Weeks after Donald Trump was elected president, George Orwell’s dystopian novel “1984” shot to the top of bestseller lists. Suddenly, it seemed, readers wanted to reacquaint themselves with a world in which “war is peace” and “two plus two equals five.”

That historical moment was not the impetus for Rebecca Solnit’s invigorati­ng new book, “Orwell’s Roses,” although she briefly touches on the Orwellian dimensions of the last administra­tion. Instead, it grew out of a casual conversati­on with a friend about a newspaper column Orwell wrote in 1946 about the fruit trees and rosebushes he planted around his rural cottage outside London.

Soon Solnit and her friend were on the internet, trying to find out if they were still there. That, in turn, led to a visit to the cottage, where Solnit found out that while the trees were gone, the roses were thriving, decades after Orwell’s death.

The discovery “filled me with joyous exaltation,” she writes, as did “the fact that this man most famous for his prescient scrutiny of totalitari­anism and propaganda” was an avid gardener.

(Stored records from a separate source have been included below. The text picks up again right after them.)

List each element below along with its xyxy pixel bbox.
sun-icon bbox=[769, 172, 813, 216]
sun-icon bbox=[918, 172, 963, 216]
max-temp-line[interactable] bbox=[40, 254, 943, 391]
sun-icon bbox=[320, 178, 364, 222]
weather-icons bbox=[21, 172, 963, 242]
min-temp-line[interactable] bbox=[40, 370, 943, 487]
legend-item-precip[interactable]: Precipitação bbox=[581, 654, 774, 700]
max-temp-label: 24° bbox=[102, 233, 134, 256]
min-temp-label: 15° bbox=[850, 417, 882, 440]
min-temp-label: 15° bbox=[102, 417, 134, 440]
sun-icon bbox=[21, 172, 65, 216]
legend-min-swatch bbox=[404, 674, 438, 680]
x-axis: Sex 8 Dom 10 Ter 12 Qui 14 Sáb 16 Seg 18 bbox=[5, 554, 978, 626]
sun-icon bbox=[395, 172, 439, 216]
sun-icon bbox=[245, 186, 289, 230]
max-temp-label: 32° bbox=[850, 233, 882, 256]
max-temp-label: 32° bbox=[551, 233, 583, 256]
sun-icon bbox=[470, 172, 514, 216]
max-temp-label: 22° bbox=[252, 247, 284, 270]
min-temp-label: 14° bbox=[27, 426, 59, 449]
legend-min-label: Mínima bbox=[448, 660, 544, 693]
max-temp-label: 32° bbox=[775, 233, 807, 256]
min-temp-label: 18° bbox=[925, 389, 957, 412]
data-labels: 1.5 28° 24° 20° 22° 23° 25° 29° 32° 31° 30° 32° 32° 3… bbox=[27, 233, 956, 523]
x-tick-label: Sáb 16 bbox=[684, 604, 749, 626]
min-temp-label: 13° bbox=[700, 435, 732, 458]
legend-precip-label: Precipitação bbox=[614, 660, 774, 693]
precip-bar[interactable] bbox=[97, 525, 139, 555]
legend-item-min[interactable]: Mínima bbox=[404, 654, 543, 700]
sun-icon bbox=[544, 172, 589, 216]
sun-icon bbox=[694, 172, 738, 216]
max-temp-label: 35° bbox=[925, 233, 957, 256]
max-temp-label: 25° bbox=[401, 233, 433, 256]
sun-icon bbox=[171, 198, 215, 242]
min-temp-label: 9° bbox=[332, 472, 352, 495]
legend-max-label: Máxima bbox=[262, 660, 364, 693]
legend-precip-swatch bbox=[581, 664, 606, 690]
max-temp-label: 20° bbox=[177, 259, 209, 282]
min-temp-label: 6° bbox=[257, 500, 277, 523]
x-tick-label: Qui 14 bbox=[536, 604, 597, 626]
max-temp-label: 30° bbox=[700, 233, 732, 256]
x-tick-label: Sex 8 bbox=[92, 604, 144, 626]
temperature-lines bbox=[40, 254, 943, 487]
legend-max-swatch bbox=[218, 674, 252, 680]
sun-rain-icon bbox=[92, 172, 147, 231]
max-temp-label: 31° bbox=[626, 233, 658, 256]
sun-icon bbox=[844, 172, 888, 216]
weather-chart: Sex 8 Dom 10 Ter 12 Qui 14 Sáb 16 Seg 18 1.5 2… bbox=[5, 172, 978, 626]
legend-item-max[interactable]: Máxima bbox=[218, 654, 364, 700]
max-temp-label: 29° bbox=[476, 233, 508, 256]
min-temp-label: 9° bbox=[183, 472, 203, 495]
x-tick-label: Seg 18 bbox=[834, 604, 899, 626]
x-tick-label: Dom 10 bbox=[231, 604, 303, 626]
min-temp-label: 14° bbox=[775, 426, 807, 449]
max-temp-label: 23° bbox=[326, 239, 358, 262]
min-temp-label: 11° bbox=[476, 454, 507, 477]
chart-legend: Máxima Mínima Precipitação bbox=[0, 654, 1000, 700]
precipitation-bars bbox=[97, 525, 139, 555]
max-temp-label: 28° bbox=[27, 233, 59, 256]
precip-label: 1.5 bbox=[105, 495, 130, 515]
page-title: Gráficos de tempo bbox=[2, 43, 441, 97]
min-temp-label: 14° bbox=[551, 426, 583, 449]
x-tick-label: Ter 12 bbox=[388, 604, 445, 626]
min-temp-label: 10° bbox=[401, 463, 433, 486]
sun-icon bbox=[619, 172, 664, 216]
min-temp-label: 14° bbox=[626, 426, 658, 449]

It also sent her back to his novels and essays, making her realize that all his writing, even the most political, is suffused with a passion for the natural world.

At times her digression­s and literary flourishes are maddening, but she always returns to the startling brilliance and clarity of Orwell’s work. She ends with a sensitive reconsider­ation of “1984” that, if you haven’t done so already, will make you want to reread it, too.